Source Num WHIP MLB WHIP StdDev MAE RMSE Missing
Actual 664 1.2995 664 1.2993 0.2354 0.0000 0.0000 0
FangraphsFans 232 1.2488 664 1.2877 0.0868 0.1535 0.2174 444
Steamer/Razzball 515 1.3139 664 1.3250 0.0895 0.1522 0.2176 198
Steamer 635 1.3163 664 1.3239 0.0895 0.1518 0.2183 142
Aggpro 203 1.3124 664 1.3582 0.0804 0.1558 0.2207 469
AllConsensus 1310 1.4425 664 1.3365 0.1264 0.1581 0.2228 31
Marcel 841 1.3055 664 1.2952 0.0911 0.1589 0.2232 136
Consensus 872 1.3231 664 1.3280 0.1101 0.1579 0.2233 113
RotoValue 836 1.3136 664 1.3097 0.1100 0.1592 0.2246 133
Razzball 151 1.2292 664 1.2868 0.0804 0.1580 0.2252 522
Oliver 1122 1.4335 664 1.3435 0.1327 0.1643 0.2278 82
Will Larson 128 1.2967 664 1.3531 0.0895 0.1617 0.2307 538
MORPS 499 1.3129 664 1.3226 0.1335 0.1626 0.2307 226
Rosenheck 172 1.3099 664 1.3549 0.0808 0.1615 0.2310 498
RotoChamp 477 1.2978 664 1.3029 0.1378 0.1691 0.2312 244
SI 211 1.2976 664 1.3400 0.0923 0.1658 0.2320 469
ESPN 500 1.3046 664 1.3257 0.1321 0.1665 0.2323 233
BaseballGuru 738 1.2990 664 1.3151 0.1236 0.1697 0.2359 152
ZiPS 998 1.4692 664 1.3706 0.1587 0.1710 0.2360 48
CAIRO 489 1.3720 664 1.3874 0.1733 0.1864 0.2529 234
CBS 308 1.3011 664 1.3474 0.2360 0.1842 0.3102 424
y2012 630 1.3049 664 1.3219 0.3179 0.2175 0.3630 168

Once again Razzball and Will Larson rise to the top, the Steamer/Razzball ranks higher than Steamer, Consensus bests AllConsensus, and in general it seems sources that project fewer players tend to rank higher in this comparison.
I’m still trying to think about what the results mean, but it does seem that for weaker players, projections systems may not provide much value added compared to simply guessing something a little worse than league average. Or maybe projections that revert to an overall league average in a statistic pull the projected values too high systematically for weaker players. For now I want to present the data and find out what others think about this, but in terms of evaluating forecasters, I think the comparison of players projected by all systems is probably more informative than the other one (disclaimer: my own system does rank higher that way, but so do the consensus forecasts, and I do sincerely think missing quite a few players may be a relative advantage somehow).

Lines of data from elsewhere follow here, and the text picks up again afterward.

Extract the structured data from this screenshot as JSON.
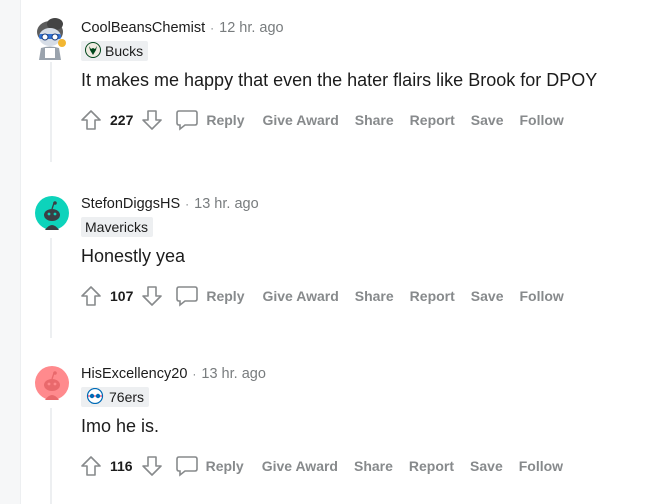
{
  "comments": [
    {
      "username": "CoolBeansChemist",
      "separator": "·",
      "time": "12 hr. ago",
      "flair": "Bucks",
      "flair_icon": "bucks-logo-icon",
      "text": "It makes me happy that even the hater flairs like Brook for DPOY",
      "score": "227",
      "avatar_icon": "snoo-avatar-custom-icon"
    },
    {
      "username": "StefonDiggsHS",
      "separator": "·",
      "time": "13 hr. ago",
      "flair": "Mavericks",
      "flair_icon": "",
      "text": "Honestly yea",
      "score": "107",
      "avatar_icon": "snoo-avatar-cyan-icon",
      "avatar_color": "#0dd3bb"
    },
    {
      "username": "HisExcellency20",
      "separator": "·",
      "time": "13 hr. ago",
      "flair": "76ers",
      "flair_icon": "sixers-logo-icon",
      "text": "Imo he is.",
      "score": "116",
      "avatar_icon": "snoo-avatar-pink-icon",
      "avatar_color": "#ff585b"
    }
  ],
  "actions": {
    "reply": "Reply",
    "give_award": "Give Award",
    "share": "Share",
    "report": "Report",
    "save": "Save",
    "follow": "Follow"
  }
}
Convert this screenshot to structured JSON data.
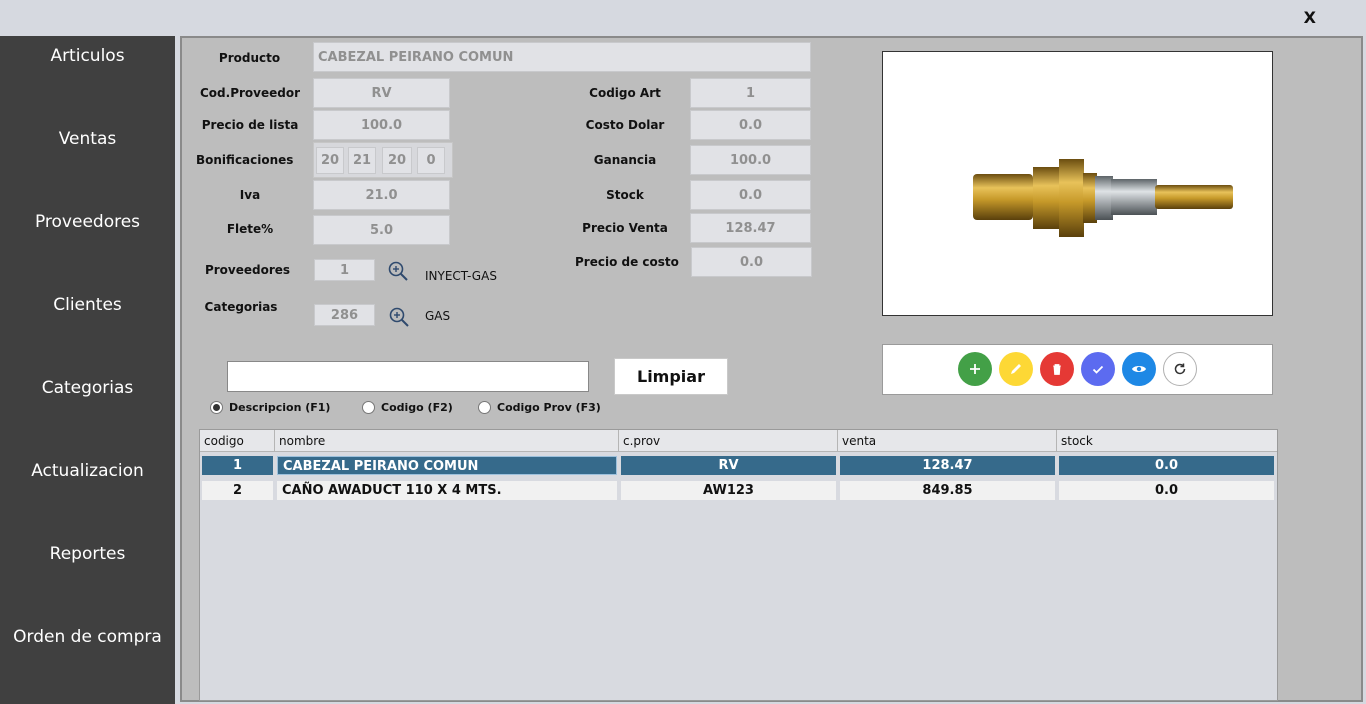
{
  "window": {
    "close_label": "X"
  },
  "sidebar": {
    "items": [
      {
        "label": "Articulos"
      },
      {
        "label": "Ventas"
      },
      {
        "label": "Proveedores"
      },
      {
        "label": "Clientes"
      },
      {
        "label": "Categorias"
      },
      {
        "label": "Actualizacion"
      },
      {
        "label": "Reportes"
      },
      {
        "label": "Orden de compra"
      }
    ]
  },
  "form": {
    "producto_label": "Producto",
    "producto_value": "CABEZAL PEIRANO COMUN",
    "cod_proveedor_label": "Cod.Proveedor",
    "cod_proveedor_value": "RV",
    "precio_lista_label": "Precio de lista",
    "precio_lista_value": "100.0",
    "bonificaciones_label": "Bonificaciones",
    "bonificaciones": [
      "20",
      "21",
      "20",
      "0"
    ],
    "iva_label": "Iva",
    "iva_value": "21.0",
    "flete_label": "Flete%",
    "flete_value": "5.0",
    "proveedores_label": "Proveedores",
    "proveedores_value": "1",
    "proveedores_name": "INYECT-GAS",
    "categorias_label": "Categorias",
    "categorias_value": "286",
    "categorias_name": "GAS",
    "codigo_art_label": "Codigo Art",
    "codigo_art_value": "1",
    "costo_dolar_label": "Costo Dolar",
    "costo_dolar_value": "0.0",
    "ganancia_label": "Ganancia",
    "ganancia_value": "100.0",
    "stock_label": "Stock",
    "stock_value": "0.0",
    "precio_venta_label": "Precio Venta",
    "precio_venta_value": "128.47",
    "precio_costo_label": "Precio de costo",
    "precio_costo_value": "0.0"
  },
  "actions": {
    "buttons": [
      {
        "icon": "plus-icon",
        "color": "#43a047"
      },
      {
        "icon": "pencil-icon",
        "color": "#fdd835"
      },
      {
        "icon": "trash-icon",
        "color": "#e53935"
      },
      {
        "icon": "check-icon",
        "color": "#5c6bf0"
      },
      {
        "icon": "eye-icon",
        "color": "#1e88e5"
      },
      {
        "icon": "refresh-icon",
        "color": "#ffffff"
      }
    ]
  },
  "search": {
    "value": "",
    "limpiar_label": "Limpiar",
    "options": [
      {
        "label": "Descripcion (F1)",
        "selected": true
      },
      {
        "label": "Codigo (F2)",
        "selected": false
      },
      {
        "label": "Codigo Prov (F3)",
        "selected": false
      }
    ]
  },
  "table": {
    "columns": [
      "codigo",
      "nombre",
      "c.prov",
      "venta",
      "stock"
    ],
    "rows": [
      {
        "codigo": "1",
        "nombre": "CABEZAL PEIRANO COMUN",
        "cprov": "RV",
        "venta": "128.47",
        "stock": "0.0",
        "selected": true
      },
      {
        "codigo": "2",
        "nombre": "CAÑO AWADUCT 110 X 4 MTS.",
        "cprov": "AW123",
        "venta": "849.85",
        "stock": "0.0",
        "selected": false
      }
    ]
  },
  "colors": {
    "selected_row": "#366a8b",
    "sidebar": "#404040"
  }
}
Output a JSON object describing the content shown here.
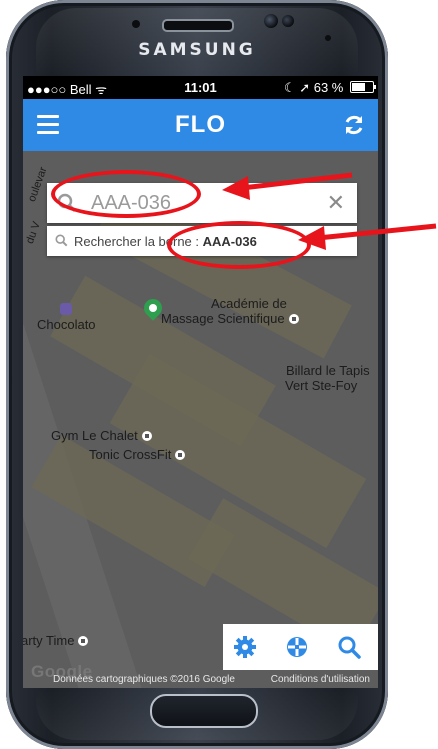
{
  "device": {
    "brand": "SAMSUNG"
  },
  "status_bar": {
    "carrier": "●●●○○ Bell ᯤ",
    "time": "11:01",
    "right": "☾ ➚ 63 %",
    "battery_level_percent": 63
  },
  "app_bar": {
    "title": "FLO",
    "menu_icon": "menu-icon",
    "refresh_icon": "refresh-icon"
  },
  "search": {
    "value": "AAA-036",
    "placeholder": "",
    "clear_glyph": "✕"
  },
  "suggestion": {
    "prefix": "Rechercher la borne : ",
    "code": "AAA-036"
  },
  "map": {
    "labels": {
      "chocolato": "Chocolato",
      "academie_1": "Académie de",
      "academie_2": "Massage Scientifique",
      "billard_1": "Billard le Tapis",
      "billard_2": "Vert Ste-Foy",
      "gym": "Gym Le Chalet",
      "tonic": "Tonic CrossFit",
      "party": "arty Time",
      "street": "oulevar",
      "street2": "du V"
    },
    "footer": {
      "logo": "Google",
      "data_text": "Données cartographiques ©2016 Google",
      "terms": "Conditions d'utilisation"
    }
  },
  "toolbar": {
    "icons": [
      "gear-icon",
      "crosshair-icon",
      "search-icon"
    ]
  },
  "colors": {
    "app_bar": "#2f8ae6",
    "accent": "#2f8ae6",
    "annotation": "#e8141b"
  }
}
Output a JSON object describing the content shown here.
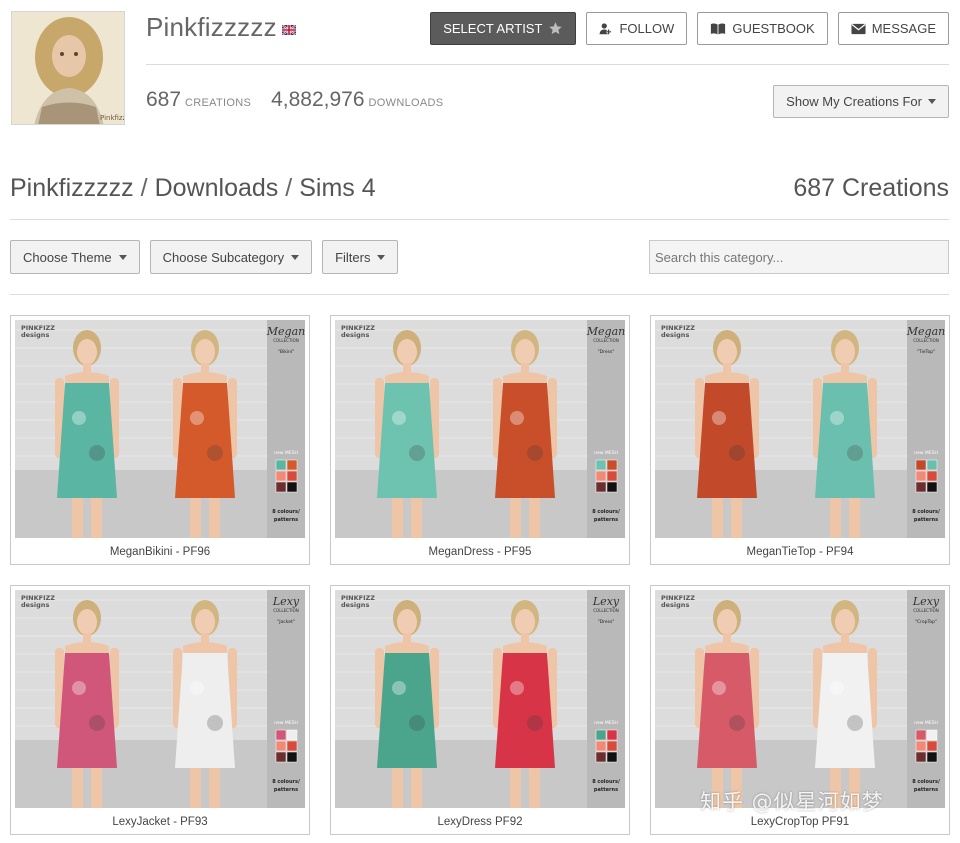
{
  "artist": {
    "name": "Pinkfizzzzz",
    "flag_icon": "uk-flag-icon"
  },
  "actions": {
    "select_artist": "SELECT ARTIST",
    "follow": "FOLLOW",
    "guestbook": "GUESTBOOK",
    "message": "MESSAGE"
  },
  "stats": {
    "creations_count": "687",
    "creations_label": "CREATIONS",
    "downloads_count": "4,882,976",
    "downloads_label": "DOWNLOADS"
  },
  "show_creations_button": "Show My Creations For",
  "breadcrumb": {
    "part1": "Pinkfizzzzz",
    "sep": "/",
    "part2": "Downloads",
    "part3": "Sims 4"
  },
  "creations_title": "687 Creations",
  "filters": {
    "theme": "Choose Theme",
    "subcategory": "Choose Subcategory",
    "filters": "Filters"
  },
  "search": {
    "placeholder": "Search this category..."
  },
  "items": [
    {
      "title": "MeganBikini - PF96",
      "collection": "Megan",
      "subtitle": "\"Bikini\""
    },
    {
      "title": "MeganDress - PF95",
      "collection": "Megan",
      "subtitle": "\"Dress\""
    },
    {
      "title": "MeganTieTop - PF94",
      "collection": "Megan",
      "subtitle": "\"TieTop\""
    },
    {
      "title": "LexyJacket - PF93",
      "collection": "Lexy",
      "subtitle": "\"Jacket\""
    },
    {
      "title": "LexyDress PF92",
      "collection": "Lexy",
      "subtitle": "\"Dress\""
    },
    {
      "title": "LexyCropTop PF91",
      "collection": "Lexy",
      "subtitle": "\"CropTop\""
    }
  ],
  "thumb_labels": {
    "brand_top": "PINKFIZZ",
    "brand_bottom": "designs",
    "collection_word": "COLLECTION",
    "new_mesh": "new MESH",
    "colours": "8 colours/",
    "patterns": "patterns",
    "avatar_caption": "Pinkfizz"
  },
  "colors": {
    "dark_button": "#5b5b5b",
    "border": "#c9c9c9",
    "text": "#555555"
  },
  "watermark": "知乎 @似星河如梦"
}
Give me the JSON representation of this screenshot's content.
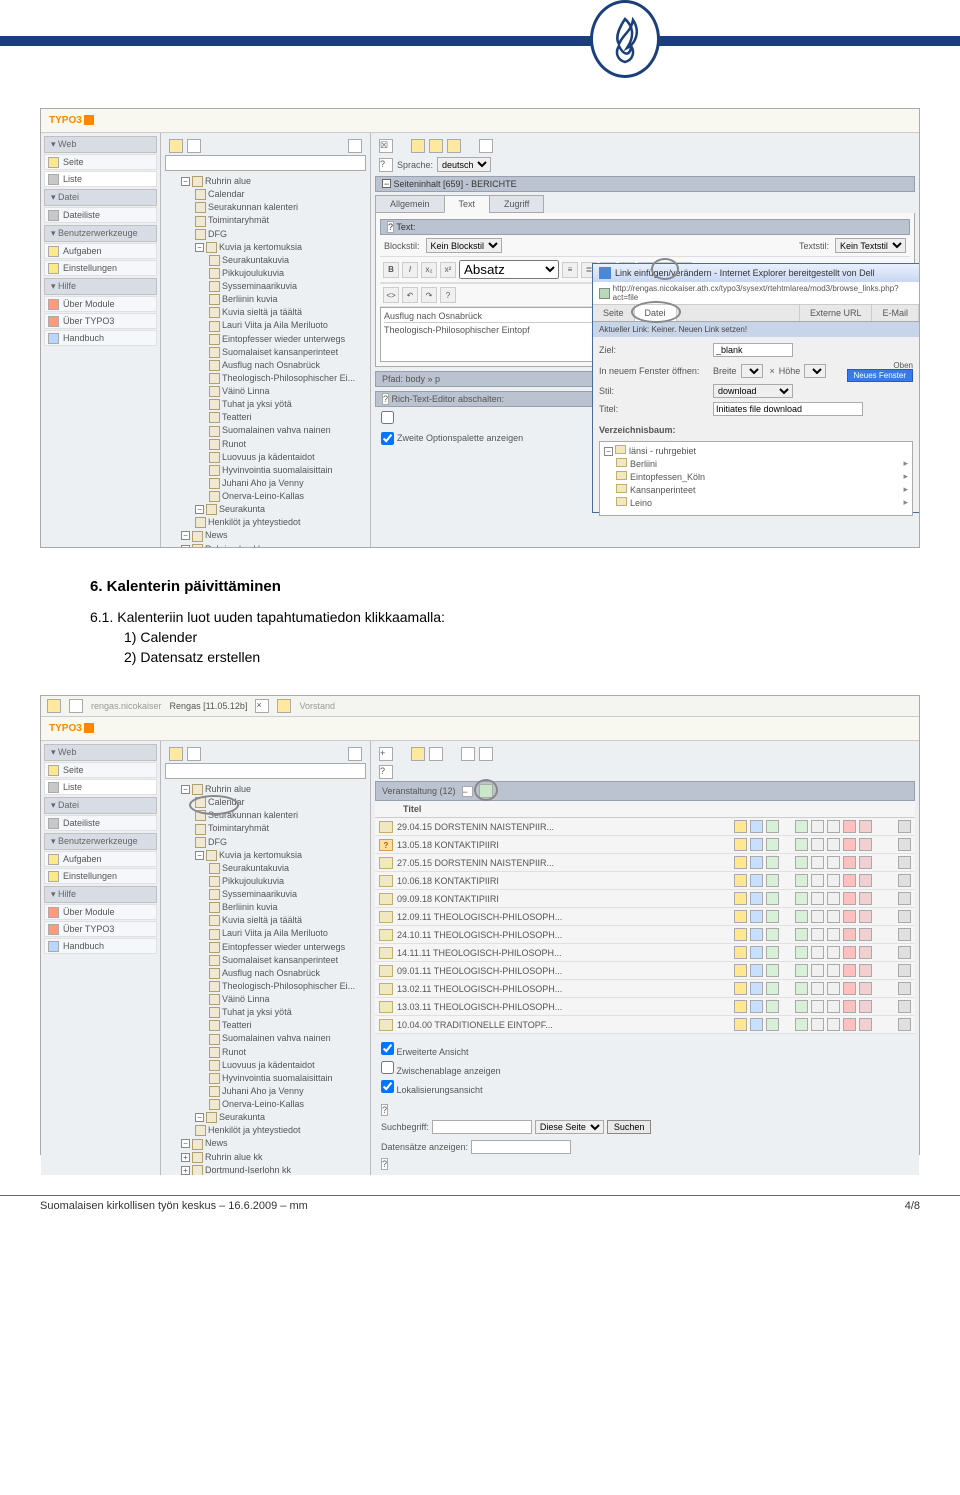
{
  "header": {
    "logo_alt": "flame-logo"
  },
  "typo3": {
    "brand": "TYPO3"
  },
  "sidebar": {
    "web": {
      "head": "Web",
      "seite": "Seite",
      "liste": "Liste"
    },
    "datei": {
      "head": "Datei",
      "dateiliste": "Dateiliste"
    },
    "benutzer": {
      "head": "Benutzerwerkzeuge",
      "aufgaben": "Aufgaben",
      "einstellungen": "Einstellungen"
    },
    "hilfe": {
      "head": "Hilfe",
      "module": "Über Module",
      "typo3": "Über TYPO3",
      "handbuch": "Handbuch"
    }
  },
  "tree": {
    "root": "Ruhrin alue",
    "items": [
      "Calendar",
      "Seurakunnan kalenteri",
      "Toimintaryhmät",
      "DFG",
      "Kuvia ja kertomuksia",
      "Seurakuntakuvia",
      "Pikkujoulukuvia",
      "Sysseminaarikuvia",
      "Berliinin kuvia",
      "Kuvia sieltä ja täältä",
      "Lauri Viita ja Aila Meriluoto",
      "Eintopfesser wieder unterwegs",
      "Suomalaiset kansanperinteet",
      "Ausflug nach Osnabrück",
      "Theologisch-Philosophischer Ei...",
      "Väinö Linna",
      "Tuhat ja yksi yötä",
      "Teatteri",
      "Suomalainen vahva nainen",
      "Runot",
      "Luovuus ja kädentaidot",
      "Hyvinvointia suomalaisittain",
      "Juhani Aho ja Venny",
      "Onerva-Leino-Kallas",
      "Seurakunta",
      "Henkilöt ja yhteystiedot",
      "News",
      "Ruhrin alue kk",
      "Dortmund-Iserlohn kk"
    ]
  },
  "edit1": {
    "sprache_lbl": "Sprache:",
    "sprache_val": "deutsch",
    "seiteninhalt": "Seiteninhalt [659] - BERICHTE",
    "tabs": {
      "allgemein": "Allgemein",
      "text": "Text",
      "zugriff": "Zugriff"
    },
    "text_lbl": "Text:",
    "blockstil_lbl": "Blockstil:",
    "blockstil_val": "Kein Blockstil",
    "textstil_lbl": "Textstil:",
    "textstil_val": "Kein Textstil",
    "absatz": "Absatz",
    "rte_line1": "Ausflug nach Osnabrück",
    "rte_line2": "Theologisch-Philosophischer Eintopf",
    "pfad": "Pfad: body » p",
    "rte_abschalten": "Rich-Text-Editor abschalten:",
    "zweite_option": "Zweite Optionspalette anzeigen"
  },
  "link_dialog": {
    "title": "Link einfügen/verändern - Internet Explorer bereitgestellt von Dell",
    "url": "http://rengas.nicokaiser.ath.cx/typo3/sysext/rtehtmlarea/mod3/browse_links.php?act=file",
    "tabs": {
      "seite": "Seite",
      "datei": "Datei",
      "externe": "Externe URL",
      "email": "E-Mail"
    },
    "banner": "Aktueller Link: Keiner. Neuen Link setzen!",
    "ziel_lbl": "Ziel:",
    "ziel_val": "_blank",
    "fenster_lbl": "In neuem Fenster öffnen:",
    "breite": "Breite",
    "hohe": "Höhe",
    "oben": "Oben",
    "neues": "Neues Fenster",
    "stil_lbl": "Stil:",
    "stil_val": "download",
    "titel_lbl": "Titel:",
    "titel_val": "Initiates file download",
    "verz": "Verzeichnisbaum:",
    "tree_root": "länsi - ruhrgebiet",
    "tree_items": [
      "Berliini",
      "Eintopfessen_Köln",
      "Kansanperinteet",
      "Leino"
    ]
  },
  "ss2": {
    "bread": {
      "a": "rengas.nicokaiser",
      "b": "Rengas [11.05.12b]",
      "c": "Vorstand"
    },
    "veranst": "Veranstaltung (12)",
    "col_titel": "Titel",
    "rows": [
      {
        "t": "29.04.15 DORSTENIN NAISTENPIIR..."
      },
      {
        "t": "13.05.18 KONTAKTIPIIRI",
        "q": true
      },
      {
        "t": "27.05.15 DORSTENIN NAISTENPIIR..."
      },
      {
        "t": "10.06.18 KONTAKTIPIIRI"
      },
      {
        "t": "09.09.18 KONTAKTIPIIRI"
      },
      {
        "t": "12.09.11 THEOLOGISCH-PHILOSOPH..."
      },
      {
        "t": "24.10.11 THEOLOGISCH-PHILOSOPH..."
      },
      {
        "t": "14.11.11 THEOLOGISCH-PHILOSOPH..."
      },
      {
        "t": "09.01.11 THEOLOGISCH-PHILOSOPH..."
      },
      {
        "t": "13.02.11 THEOLOGISCH-PHILOSOPH..."
      },
      {
        "t": "13.03.11 THEOLOGISCH-PHILOSOPH..."
      },
      {
        "t": "10.04.00 TRADITIONELLE EINTOPF..."
      }
    ],
    "erweiterte": "Erweiterte Ansicht",
    "zwischen": "Zwischenablage anzeigen",
    "lokal": "Lokalisierungsansicht",
    "such_lbl": "Suchbegriff:",
    "diese_seite": "Diese Seite",
    "suchen": "Suchen",
    "daten_lbl": "Datensätze anzeigen:"
  },
  "doc": {
    "heading": "6. Kalenterin päivittäminen",
    "intro": "6.1. Kalenteriin luot uuden tapahtumatiedon klikkaamalla:",
    "step1": "1) Calender",
    "step2": "2) Datensatz erstellen"
  },
  "footer": {
    "left": "Suomalaisen kirkollisen työn keskus – 16.6.2009 – mm",
    "right": "4/8"
  }
}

As has been seen before, projections are more accurate at forecasting batting stats than pitching stats, and virtually every system out there does much better than simply using 2012 data. Comments and feedback welcome, in comments below, or you can e-mail me: geoff at rotovalue dot com.
While I did try my best to be accurate, it is possible that I made some mistakes in uploading the data, trying to match names in the files with players in my own database. I conclude by thanking Dr. Larson for compiling and making so much data available, Brian Cartwright, for sharing Oliver with me, and Tom Tango, for pointing me to Dr. Larson’s site and his feedback on the methodology.